The Lifecycle of Snowmicron

Denise S. Robbins
4 min readJan 9, 2022

In DC, every snowstorm has a name. “Snowzilla.” “Snowpocalypse.” “Snowmageddon.” When it snows in DC, the world stops. The government stops. The buses stop. My breath stops. The anticipation has long been blown out of our systems. We’ve lost all sense of expectation. It doesn’t snow: suddenly, snow is.

Suddenly, eight inches of winter coats every parked car, with windshield wipers sticking up like whiskers.

Suddenly, hundreds of people are in the park, trying unsuccessfully to turn fluff into men.

Suddenly, dogs in booties flail their legs as they find one another and the ball that disappeared.

Suddenly, I’m leaning over a ledge, tossing snowballs onto a frozen pool, watching a few of them crack it open and a few of them obliterate, letting strangers join me in this new game, a new way to ‘break the ice’.

Suddenly, I’m stomping on storm drains, letting thin icy layers crash into trickles.

And suddenly, I’m eleven years old, in the Wisconsin forest behind my friend’s house, in snow boots that don’t fear brooks and streams, frozen over but running underneath, waiting to be crunched.
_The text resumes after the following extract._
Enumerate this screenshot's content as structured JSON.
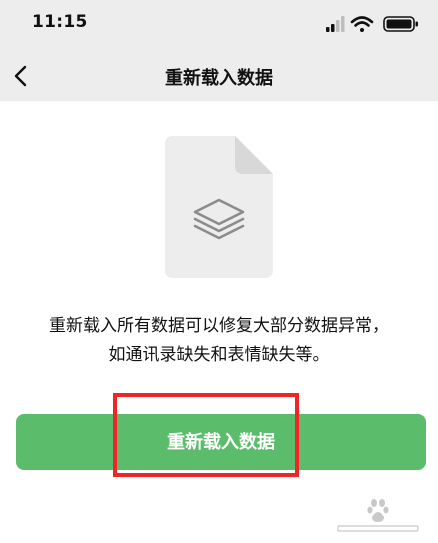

I’m finding a walking stick that’s good enough for a wizard — no, a bigger stick, over there. There are no trails except the ones we make by trampling saplings and snow. It’s after a hockey game where she scored two goals and I celebrated each time I touched the puck, and although our legs are tired, they need to keep going.
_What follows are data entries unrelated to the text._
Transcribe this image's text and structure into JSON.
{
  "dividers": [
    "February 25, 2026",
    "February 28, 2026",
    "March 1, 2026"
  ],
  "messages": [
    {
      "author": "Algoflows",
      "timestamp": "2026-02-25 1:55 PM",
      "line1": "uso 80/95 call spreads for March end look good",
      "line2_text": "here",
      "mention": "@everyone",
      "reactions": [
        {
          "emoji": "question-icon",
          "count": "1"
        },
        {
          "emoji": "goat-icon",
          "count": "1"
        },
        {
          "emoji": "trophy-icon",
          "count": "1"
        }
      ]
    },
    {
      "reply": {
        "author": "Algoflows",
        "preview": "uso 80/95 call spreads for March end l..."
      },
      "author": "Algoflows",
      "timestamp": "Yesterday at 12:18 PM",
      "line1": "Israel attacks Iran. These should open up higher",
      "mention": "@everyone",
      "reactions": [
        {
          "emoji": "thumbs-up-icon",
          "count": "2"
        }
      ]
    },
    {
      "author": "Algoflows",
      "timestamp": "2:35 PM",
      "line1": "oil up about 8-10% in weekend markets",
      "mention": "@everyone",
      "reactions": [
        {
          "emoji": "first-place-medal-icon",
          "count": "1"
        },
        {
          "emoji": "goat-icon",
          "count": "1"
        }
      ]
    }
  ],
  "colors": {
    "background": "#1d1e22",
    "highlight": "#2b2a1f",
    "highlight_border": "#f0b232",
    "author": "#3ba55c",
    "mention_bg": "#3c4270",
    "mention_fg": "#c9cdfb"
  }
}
I’m back in DC, treading carefully over frozen streets. My feet relearn how to find stable ground, a bit of mud, anything that can catch a rubber sole.

Then I’m pulled back several years, running alongside a river, on a path covered in snow hiding the thick layer of ice beneath it, and my foot slips, and my chin catches the ground and splits. The snow turns red. The cut is deep. I’m nowhere, walking four dripping miles to the emergency room to be stitched.

It’s sunny in DC, snow stacked on rooftops, and a wind blows, and the snow flutters sideways like crystals.

Then I’m feeling the flush excitement of high school trips to the mountain, with frozen-peanut-butter-jelly stomachs, rigid snowboarding boots that shuck your shin forward, spraining my wrist and my elbow, falling on my ass, giving up on getting up, just lying there on the soft ground, watching snow flutter off trees as snowboarders scrape by beside me.

My life was once bookended by snow. Five months of the year — the beginning and the end — were wrapped in white. Now snow is rare, and getting rarer. But each time it’s transportive. My memories are encased in ice.

I’m grappling with the fact that I might live a very long time, which is almost as scary as dying, because to do with all these hours? “Snowmicron” made the world temporarily stop, which gave us the gift of time, which, when you’re not careful, can be terrifying. I love empty mornings (open, potential-filled) but hate empty nights (tired, bleak). Sometimes it’s good to confront this emptiness and see what you can fill it with.

So I’m trying to remember things about my past. What parts of my youth I want to bring back. For a long time, I’ve put them away. When I moved to New York for college, I left my cello at home, along with my then-favorite cat, my Jewish faith, my stereo system. I’m trying to feel out the cycle of my life. What it meant to be a child who made no life decisions. What decisions I can make now. Sometimes I fail to remember; sometimes the memories come unbidden and it’s my job to grab and study them.

Memories aren’t truly preserved. They’re never accurate. They’re recreated each time. They melt and refreeze and melt and refreeze and are forgotten and remembered and forgotten once more. But the feeling — sometimes there’s a feeling, like the water molecules that fill the shape of whatever glass holds them — the feeling stays true. It feels so strong, and you don’t know what it is, but it has something to do with the first time you crack a pond with your boot, or lie on the couch feeling dizzy.

I’d like to discover something new, or something old and true. For now I’ll go outside and lie down in the snow.